All the data in a Collection is viewable by any user that has permission to log into that Collection. Typically all the Collection
Objects and their ancillary information are exported for Web Search or DiGIR/Tapir internet servers, with the exception of
sensitive data. In a future release of Specify will have the ability to hide endangered species records (by taxon), geo-
coordinates or all the locality information for a specimen.
Specify 6 will allow two types of data to be hidden: Collection Objects and Localities. Any record in either of these tables can
be marked so only certain users can view the data or they can be marked so only the Collection Manager can view and edit
Specify 6 has three levels of visibility: User, Discipline, World.
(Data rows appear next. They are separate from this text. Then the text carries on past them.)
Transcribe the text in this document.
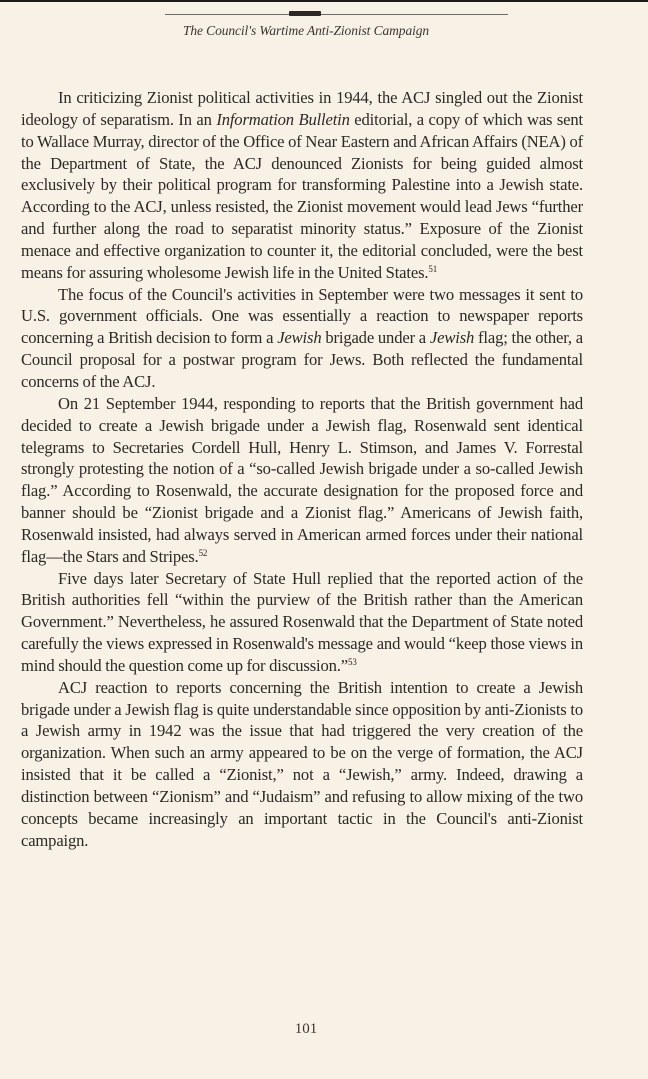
The Council's Wartime Anti-Zionist Campaign

In criticizing Zionist political activities in 1944, the ACJ singled out the Zionist ideology of separatism. In an Information Bulletin editorial, a copy of which was sent to Wallace Murray, director of the Office of Near Eastern and African Affairs (NEA) of the Department of State, the ACJ denounced Zionists for being guided almost exclusively by their political program for transforming Palestine into a Jewish state. According to the ACJ, unless resisted, the Zionist movement would lead Jews “further and further along the road to separatist minority status.” Exposure of the Zionist menace and effective organization to counter it, the editorial concluded, were the best means for assuring wholesome Jewish life in the United States.$^{51}$

The focus of the Council's activities in September were two messages it sent to U.S. government officials. One was essentially a reaction to newspaper reports concerning a British decision to form a Jewish brigade under a Jewish flag; the other, a Council proposal for a postwar program for Jews. Both reflected the fundamental concerns of the ACJ.

On 21 September 1944, responding to reports that the British government had decided to create a Jewish brigade under a Jewish flag, Rosenwald sent identical telegrams to Secretaries Cordell Hull, Henry L. Stimson, and James V. Forrestal strongly protesting the notion of a “so-called Jewish brigade under a so-called Jewish flag.” According to Rosenwald, the accurate designation for the proposed force and banner should be “Zionist brigade and a Zionist flag.” Americans of Jewish faith, Rosenwald insisted, had always served in American armed forces under their national flag—the Stars and Stripes.$^{52}$

Five days later Secretary of State Hull replied that the reported action of the British authorities fell “within the purview of the British rather than the American Government.” Nevertheless, he assured Rosenwald that the Department of State noted carefully the views expressed in Rosenwald's message and would “keep those views in mind should the question come up for discussion.”$^{53}$

ACJ reaction to reports concerning the British intention to create a Jewish brigade under a Jewish flag is quite understandable since opposition by anti-Zionists to a Jewish army in 1942 was the issue that had triggered the very creation of the organization. When such an army appeared to be on the verge of formation, the ACJ insisted that it be called a “Zionist,” not a “Jewish,” army. Indeed, drawing a distinction between “Zionism” and “Judaism” and refusing to allow mixing of the two concepts became increasingly an important tactic in the Council's anti-Zionist campaign.

101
Sensitive data can be marked to be visible at any of these three
Table 2 – Visibility Levels
For example, a Collection Object may be marked as visible Discipline and anyone logging a Collection in the Discipline will be
able to see that Collection Object, even guests.]
Specify 6 enables a single database to “house” all the data for an institution. It provides a secure login that enables a role and
a set of permissions to be applied to a user for each collection database, thus limiting access for most users to actions only
involving that data, i.e. a user can only view, edit or delete data from a collection in which they are logged in as one of four
Q: When I search can I see Collection Objects from other collections?
A: No, only the Collection Objects in the current Collection will be returned in the search results. (The Collection that was chosen during login).
Q: Can I assign the same Agent as a Collector in two different Collections?
A: Yes, if both Collections are in the same Division.
Q: When I login do I have the same permission for every Collection within a Discipline?
A: Each user has a separate set of permissions for each Collection. You might have the same permissions for each Collection, but only if the Specify Administrator set them to all be the same.
Q: Can I share my Taxonomic Tree with the teaching Collection?
A: Yes, if both the “main” Collection and teaching Collection are in the same Discipline.
Q: Can a Guest user create a report to show all of the Collection Objects in a Collection?
A: No. Guests are not given permission to create reports.
Q: Can sensitive data be viewed through the Web Search?
A: Not if you do not want them to be. Collection Objects or Localities that have been marked as viewable to only a Group or Owner will not be exported for Web Search.